The president's inability to work with the opposition doomed even his legislative accomplishments. It resulted in bad legislation emerging via some of the worst partisan maneuvers, foremost among which was Obamacare, which Hugh condemns early and often.  

On the foreign policy front, Obama's naiveté has made the world more dangerous, according to Hugh.

The case levels 24 very serious charges at the president, beginning with Domestic Policy Failures in Part I, comprising 1. Obamacare, 2. The stimulus, 3. stimulus 2.0, 4. spending and deficits, 5. housing, 6. unemployment, 7. energy, 8. Dodd-Frank, 9. Fast and Furious, and 10. attacks on Catholics. Part II is an indictment of the president's handling of foreign affairs, comprising chapters 12. Israel, 13. American military spending, 14. Russia, 15. Iraq and Afghanistan, 16. The US-Mexico border, 17. China, 18. North Korea, 19. The Arab Spring, and 20. Gitmo and terrorist trials. The final five chapters are dedicated to Barack Obama's failures of leadership.  

Hugh has done a great service in explaining President Obama's failures so succinctly and starkly. "This book is about facts," he writes in the Introduction. "A book about facts written by a long time lawyer and law professor."

Each chapter (titled differently than I have described them above) begins with statements made by Obama, often in the form of a promise. Hugh proceeds to dismantle any claim the president has to accuracy or good faith, and usually in less than four pages.

"Does this chapter even need writing, or does the title say everything about the hopeless, dangerous, naiveté of the president and the ideological extremists populating his Department of Justice?"

Thus begins Chapter 20, "Gitmo and the Trials of Terrorists," but it could equally begin any chapter in the book. Indeed, there are so many broken promises that major ones—like, "If you like your health-care plan, you will be able to keep your health-care plan. Period."—seem diluted and trivial.

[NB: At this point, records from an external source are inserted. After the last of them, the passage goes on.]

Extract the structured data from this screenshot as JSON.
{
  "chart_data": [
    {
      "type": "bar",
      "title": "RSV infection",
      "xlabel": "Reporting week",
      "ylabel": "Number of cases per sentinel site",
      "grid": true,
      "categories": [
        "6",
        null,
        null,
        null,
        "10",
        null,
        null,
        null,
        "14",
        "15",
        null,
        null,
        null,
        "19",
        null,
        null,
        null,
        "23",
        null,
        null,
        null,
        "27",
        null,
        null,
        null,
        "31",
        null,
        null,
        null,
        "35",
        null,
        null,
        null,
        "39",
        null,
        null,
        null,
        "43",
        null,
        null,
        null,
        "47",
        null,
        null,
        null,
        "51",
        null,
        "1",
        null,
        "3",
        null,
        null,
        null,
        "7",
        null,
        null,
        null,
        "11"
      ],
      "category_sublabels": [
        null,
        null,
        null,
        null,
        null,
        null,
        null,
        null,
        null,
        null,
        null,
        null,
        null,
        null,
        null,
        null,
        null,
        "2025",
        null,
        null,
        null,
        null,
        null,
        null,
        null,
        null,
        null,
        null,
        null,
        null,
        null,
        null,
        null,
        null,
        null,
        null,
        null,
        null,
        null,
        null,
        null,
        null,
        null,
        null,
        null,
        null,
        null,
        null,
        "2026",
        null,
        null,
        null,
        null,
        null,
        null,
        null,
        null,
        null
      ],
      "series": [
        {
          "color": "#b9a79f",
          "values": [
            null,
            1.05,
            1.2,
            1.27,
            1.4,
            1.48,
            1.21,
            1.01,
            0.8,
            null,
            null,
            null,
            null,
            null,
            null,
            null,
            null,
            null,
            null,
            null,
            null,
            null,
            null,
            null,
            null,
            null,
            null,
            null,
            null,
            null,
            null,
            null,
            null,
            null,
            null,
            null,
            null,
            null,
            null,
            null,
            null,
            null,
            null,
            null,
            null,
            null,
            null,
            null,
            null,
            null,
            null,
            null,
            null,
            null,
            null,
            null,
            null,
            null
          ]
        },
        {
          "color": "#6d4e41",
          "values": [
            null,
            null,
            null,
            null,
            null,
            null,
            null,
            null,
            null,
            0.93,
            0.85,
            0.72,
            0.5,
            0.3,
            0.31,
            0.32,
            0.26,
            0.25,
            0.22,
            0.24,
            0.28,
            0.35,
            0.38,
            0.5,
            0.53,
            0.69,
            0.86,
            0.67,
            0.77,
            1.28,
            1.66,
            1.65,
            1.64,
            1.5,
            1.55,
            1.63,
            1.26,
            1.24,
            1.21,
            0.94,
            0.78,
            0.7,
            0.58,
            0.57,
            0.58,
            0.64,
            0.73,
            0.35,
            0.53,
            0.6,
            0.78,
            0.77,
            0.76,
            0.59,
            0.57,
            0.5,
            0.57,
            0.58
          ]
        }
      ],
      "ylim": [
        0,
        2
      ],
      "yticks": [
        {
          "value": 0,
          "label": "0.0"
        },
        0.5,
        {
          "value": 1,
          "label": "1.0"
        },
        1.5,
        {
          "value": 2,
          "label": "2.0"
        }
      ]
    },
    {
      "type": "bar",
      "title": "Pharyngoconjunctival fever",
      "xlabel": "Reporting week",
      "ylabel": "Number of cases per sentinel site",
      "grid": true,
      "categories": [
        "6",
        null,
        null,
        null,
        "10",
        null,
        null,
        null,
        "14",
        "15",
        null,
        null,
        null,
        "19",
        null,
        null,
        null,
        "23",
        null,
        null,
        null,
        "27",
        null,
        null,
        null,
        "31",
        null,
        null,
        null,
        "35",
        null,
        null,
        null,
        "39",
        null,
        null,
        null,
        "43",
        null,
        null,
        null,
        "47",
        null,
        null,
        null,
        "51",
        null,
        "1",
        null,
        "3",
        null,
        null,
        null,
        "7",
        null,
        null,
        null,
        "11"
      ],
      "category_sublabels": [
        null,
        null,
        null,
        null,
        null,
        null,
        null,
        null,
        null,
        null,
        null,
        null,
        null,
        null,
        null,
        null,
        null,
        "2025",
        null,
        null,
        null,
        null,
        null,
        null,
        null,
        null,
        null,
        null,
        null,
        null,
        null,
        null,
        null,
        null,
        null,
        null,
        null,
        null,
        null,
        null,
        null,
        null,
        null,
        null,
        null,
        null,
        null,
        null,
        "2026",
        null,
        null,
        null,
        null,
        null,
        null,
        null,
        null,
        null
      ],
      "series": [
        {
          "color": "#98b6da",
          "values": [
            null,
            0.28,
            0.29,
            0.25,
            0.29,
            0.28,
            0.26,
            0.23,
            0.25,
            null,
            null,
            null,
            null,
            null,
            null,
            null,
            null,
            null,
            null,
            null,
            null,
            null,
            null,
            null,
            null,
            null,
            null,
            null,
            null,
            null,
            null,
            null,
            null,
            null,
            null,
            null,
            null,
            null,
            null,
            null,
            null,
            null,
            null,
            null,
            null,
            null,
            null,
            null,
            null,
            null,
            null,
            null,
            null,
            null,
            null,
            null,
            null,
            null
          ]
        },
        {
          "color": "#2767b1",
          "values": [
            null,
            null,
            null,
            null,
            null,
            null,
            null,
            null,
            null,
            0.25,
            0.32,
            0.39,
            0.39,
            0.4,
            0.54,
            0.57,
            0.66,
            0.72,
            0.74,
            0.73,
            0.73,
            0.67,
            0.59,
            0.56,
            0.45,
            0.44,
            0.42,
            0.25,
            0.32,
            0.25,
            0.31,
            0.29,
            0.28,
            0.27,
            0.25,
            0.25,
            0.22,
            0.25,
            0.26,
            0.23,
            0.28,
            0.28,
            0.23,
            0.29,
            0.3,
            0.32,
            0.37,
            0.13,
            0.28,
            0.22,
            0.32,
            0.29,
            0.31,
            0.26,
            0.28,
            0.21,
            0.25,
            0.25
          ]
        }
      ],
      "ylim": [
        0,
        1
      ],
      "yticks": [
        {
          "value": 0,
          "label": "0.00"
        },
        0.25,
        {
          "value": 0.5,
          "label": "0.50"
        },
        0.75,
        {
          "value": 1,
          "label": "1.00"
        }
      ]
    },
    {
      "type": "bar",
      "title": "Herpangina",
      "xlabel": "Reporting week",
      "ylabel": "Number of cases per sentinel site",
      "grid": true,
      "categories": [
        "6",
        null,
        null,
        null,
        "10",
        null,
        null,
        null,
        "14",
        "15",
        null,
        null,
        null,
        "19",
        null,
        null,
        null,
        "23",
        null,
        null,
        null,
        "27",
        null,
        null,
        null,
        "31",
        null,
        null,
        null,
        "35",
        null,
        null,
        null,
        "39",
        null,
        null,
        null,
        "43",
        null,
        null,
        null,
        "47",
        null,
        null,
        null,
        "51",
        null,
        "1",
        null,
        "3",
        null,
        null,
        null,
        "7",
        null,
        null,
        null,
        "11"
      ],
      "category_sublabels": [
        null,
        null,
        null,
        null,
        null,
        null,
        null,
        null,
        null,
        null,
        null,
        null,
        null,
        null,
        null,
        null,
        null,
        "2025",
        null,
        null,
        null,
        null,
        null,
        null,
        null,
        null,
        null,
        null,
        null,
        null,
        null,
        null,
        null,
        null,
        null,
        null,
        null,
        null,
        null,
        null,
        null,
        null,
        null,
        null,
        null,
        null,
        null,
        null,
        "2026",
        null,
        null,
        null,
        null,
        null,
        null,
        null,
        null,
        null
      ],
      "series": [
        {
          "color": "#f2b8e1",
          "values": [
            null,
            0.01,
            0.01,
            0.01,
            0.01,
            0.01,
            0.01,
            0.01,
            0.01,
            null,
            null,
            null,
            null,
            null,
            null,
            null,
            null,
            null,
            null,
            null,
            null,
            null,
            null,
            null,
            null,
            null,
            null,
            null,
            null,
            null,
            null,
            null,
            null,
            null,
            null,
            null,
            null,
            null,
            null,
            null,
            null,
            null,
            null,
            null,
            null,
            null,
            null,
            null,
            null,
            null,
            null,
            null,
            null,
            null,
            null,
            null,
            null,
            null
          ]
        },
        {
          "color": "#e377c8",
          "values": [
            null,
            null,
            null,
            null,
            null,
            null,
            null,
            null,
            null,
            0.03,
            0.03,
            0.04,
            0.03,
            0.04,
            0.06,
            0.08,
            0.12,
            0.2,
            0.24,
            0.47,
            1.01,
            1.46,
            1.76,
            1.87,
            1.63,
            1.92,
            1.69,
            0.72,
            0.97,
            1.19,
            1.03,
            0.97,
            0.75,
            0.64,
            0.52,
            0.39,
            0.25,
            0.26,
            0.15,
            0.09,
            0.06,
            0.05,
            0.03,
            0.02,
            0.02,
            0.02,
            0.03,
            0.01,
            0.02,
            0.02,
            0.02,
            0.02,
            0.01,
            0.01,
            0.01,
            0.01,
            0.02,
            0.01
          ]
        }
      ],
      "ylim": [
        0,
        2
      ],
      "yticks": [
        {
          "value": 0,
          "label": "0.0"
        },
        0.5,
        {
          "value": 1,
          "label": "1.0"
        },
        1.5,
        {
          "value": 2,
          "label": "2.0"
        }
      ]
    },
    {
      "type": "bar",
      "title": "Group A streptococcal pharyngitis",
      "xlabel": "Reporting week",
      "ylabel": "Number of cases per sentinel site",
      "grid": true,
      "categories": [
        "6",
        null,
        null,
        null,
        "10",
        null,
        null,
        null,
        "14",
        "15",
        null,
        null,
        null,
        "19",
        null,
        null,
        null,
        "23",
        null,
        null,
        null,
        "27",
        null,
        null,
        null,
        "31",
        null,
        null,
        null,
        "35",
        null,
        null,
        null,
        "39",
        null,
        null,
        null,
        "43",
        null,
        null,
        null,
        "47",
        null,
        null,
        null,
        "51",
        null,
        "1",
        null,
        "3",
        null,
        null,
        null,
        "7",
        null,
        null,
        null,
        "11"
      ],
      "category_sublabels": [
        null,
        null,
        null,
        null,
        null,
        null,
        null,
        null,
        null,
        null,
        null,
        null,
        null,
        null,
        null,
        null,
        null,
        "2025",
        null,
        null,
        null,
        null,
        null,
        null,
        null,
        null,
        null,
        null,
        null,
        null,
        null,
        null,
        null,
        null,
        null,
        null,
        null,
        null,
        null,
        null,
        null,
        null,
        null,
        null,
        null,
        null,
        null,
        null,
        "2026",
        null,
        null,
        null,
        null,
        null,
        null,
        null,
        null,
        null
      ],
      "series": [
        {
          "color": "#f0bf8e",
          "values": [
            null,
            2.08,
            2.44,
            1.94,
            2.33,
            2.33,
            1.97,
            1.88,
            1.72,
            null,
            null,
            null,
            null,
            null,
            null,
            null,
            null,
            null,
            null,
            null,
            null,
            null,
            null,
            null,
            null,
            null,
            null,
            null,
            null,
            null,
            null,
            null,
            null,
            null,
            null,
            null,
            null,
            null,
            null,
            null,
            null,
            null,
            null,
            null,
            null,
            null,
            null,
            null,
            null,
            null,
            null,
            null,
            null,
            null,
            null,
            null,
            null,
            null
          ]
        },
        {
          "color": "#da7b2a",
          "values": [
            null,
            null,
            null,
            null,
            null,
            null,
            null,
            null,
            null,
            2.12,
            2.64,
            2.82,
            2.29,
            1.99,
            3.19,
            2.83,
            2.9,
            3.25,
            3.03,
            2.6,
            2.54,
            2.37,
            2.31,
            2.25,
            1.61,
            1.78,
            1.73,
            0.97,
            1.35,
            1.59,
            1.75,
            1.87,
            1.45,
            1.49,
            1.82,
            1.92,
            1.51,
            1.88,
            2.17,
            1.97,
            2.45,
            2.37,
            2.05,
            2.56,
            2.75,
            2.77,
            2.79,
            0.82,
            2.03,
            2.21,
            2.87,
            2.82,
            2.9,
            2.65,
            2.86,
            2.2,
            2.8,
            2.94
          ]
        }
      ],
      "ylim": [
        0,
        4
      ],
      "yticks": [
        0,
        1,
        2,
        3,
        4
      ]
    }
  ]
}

Transcending all of the serious charges against the president's competence is the breach of transparency, a theme Candidate Obama turned to often in his criticisms of rivals. Nearly every failure is accompanied by some combination of backroom dealing, bad faith negotiation, cover-up, and end runs around congressional oversight, all of which Hugh lays out cogently.

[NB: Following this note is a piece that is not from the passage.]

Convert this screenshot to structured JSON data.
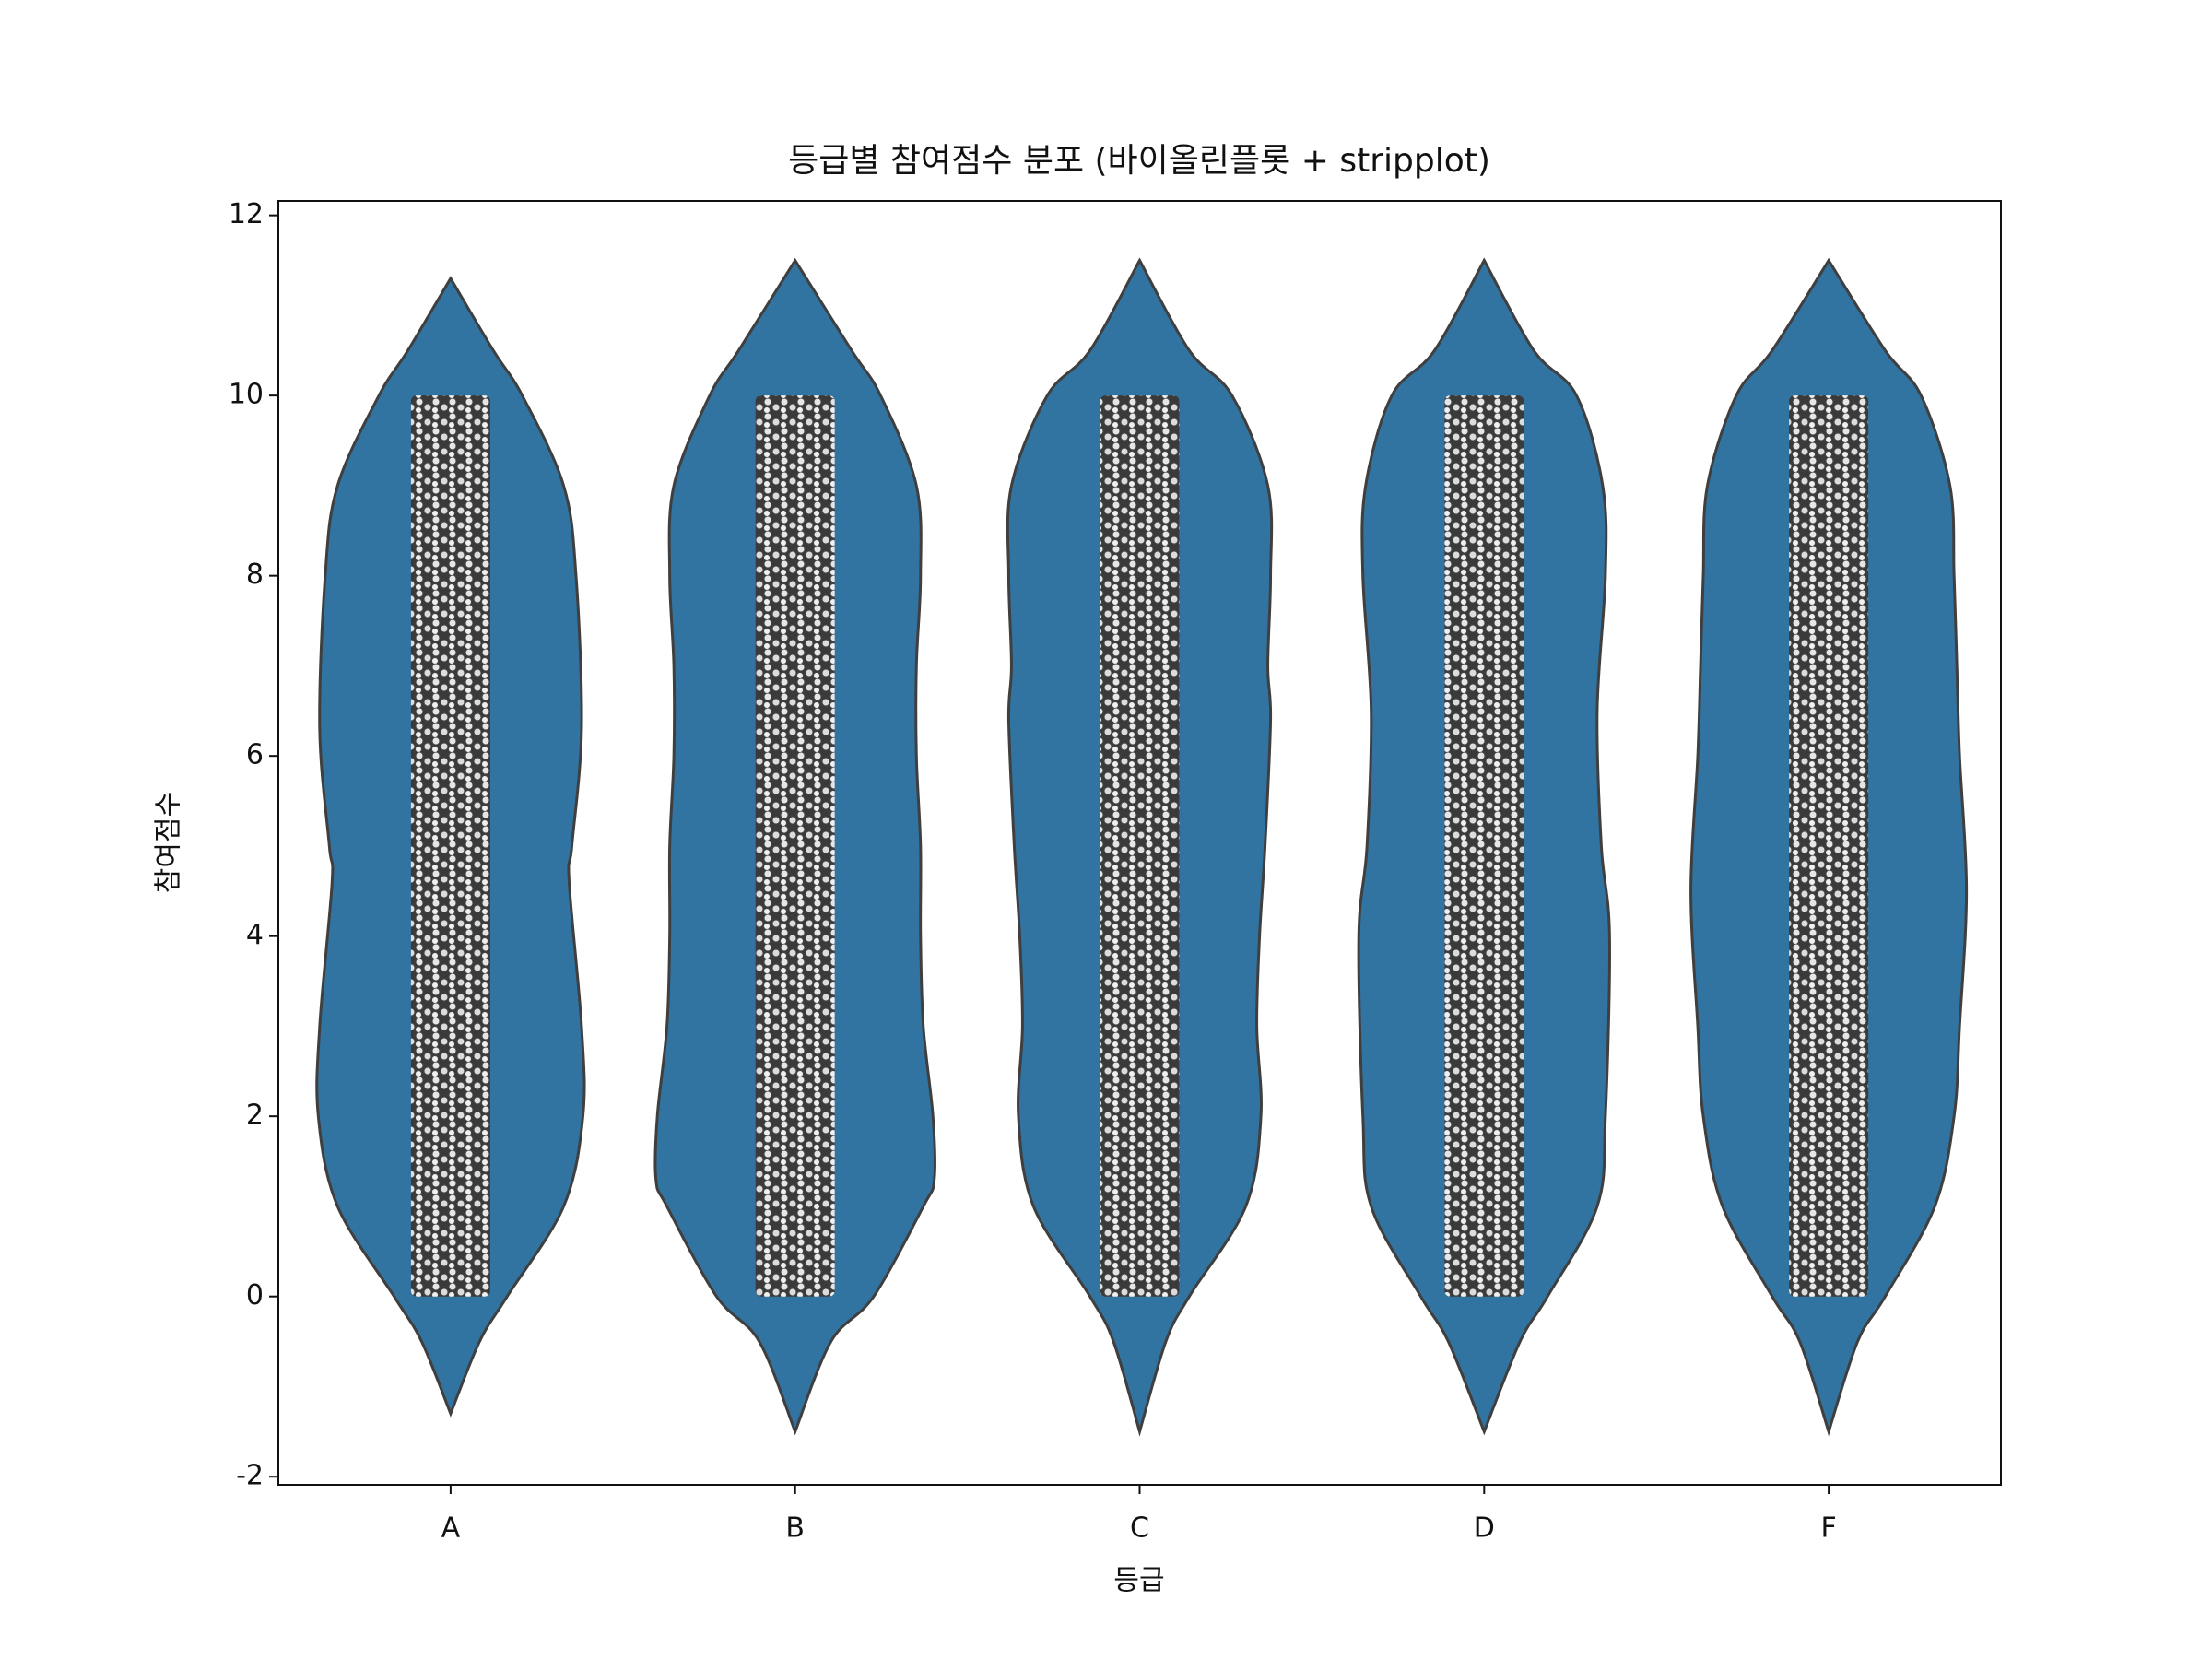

The Brief Against Obama is not a flawless broadside, however. Hugh's criticisms, though mostly backed by solid research, are occasionally interrupted by indulgences in rhetoric and hyperbole, at which he is skilled. En toto the case is strong, though in its weakest parts the author embellishes with polemics that might satisfy a right wing audience, while leaving a fence sitter sitting.

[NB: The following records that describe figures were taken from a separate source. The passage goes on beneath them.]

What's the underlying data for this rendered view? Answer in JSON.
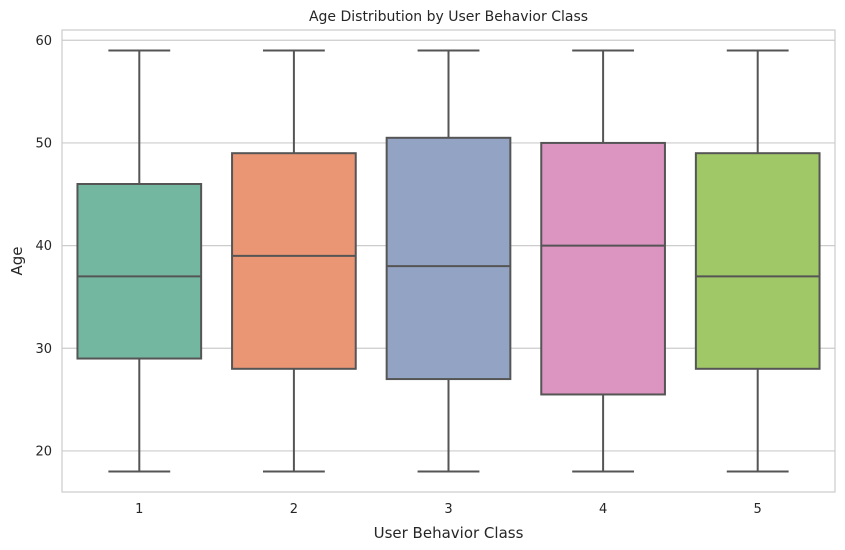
{
  "chart_data": {
    "type": "box",
    "title": "Age Distribution by User Behavior Class",
    "xlabel": "User Behavior Class",
    "ylabel": "Age",
    "ylim": [
      16,
      61
    ],
    "yticks": [
      20,
      30,
      40,
      50,
      60
    ],
    "categories": [
      "1",
      "2",
      "3",
      "4",
      "5"
    ],
    "grid": true,
    "colors": [
      "#73b7a0",
      "#ea9674",
      "#93a3c3",
      "#dc94c0",
      "#a1c866"
    ],
    "box_edge_color": "#555555",
    "grid_color": "#cccccc",
    "boxes": [
      {
        "category": "1",
        "min": 18,
        "q1": 29,
        "median": 37,
        "q3": 46,
        "max": 59
      },
      {
        "category": "2",
        "min": 18,
        "q1": 28,
        "median": 39,
        "q3": 49,
        "max": 59
      },
      {
        "category": "3",
        "min": 18,
        "q1": 27,
        "median": 38,
        "q3": 50.5,
        "max": 59
      },
      {
        "category": "4",
        "min": 18,
        "q1": 25.5,
        "median": 40,
        "q3": 50,
        "max": 59
      },
      {
        "category": "5",
        "min": 18,
        "q1": 28,
        "median": 37,
        "q3": 49,
        "max": 59
      }
    ]
  }
}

Chapter 8, "The 'Dodd-Frank' Head-Fake: Inmates Keep the Asylum," for example, was light on specifics. What did Obama have to do with it the law that most conservative think is disastrous? And why, specifically, is it bad for the American economy? The chapter is long on invective, but will fall short of convincing Obama's supporters and independents.

Likewise, Chapter 16, which deals with the US-Mexico border, contains plenty of accusations but little evidence. "Ignoring the Border" makes the claim that President Obama has summarily abandoned our southern frontier. Of course the president disagrees, which Hugh points out. A jury would have a hard time finding definitively for one side or the other in the he-said, he-said dispute over enforcement effectiveness.

Finally, Chapter 10, "The President's Attacks on Catholics, Congress, and the Constitution" is missing a discussion of Obama's recess appointments. An otherwise compelling chapter, its opening paragraph is the only one explaining how the president made the controversial appointments while the Congress was objectively not in recess. Not to include a lengthier argument about the illegitimacy of such an action was a missed opportunity.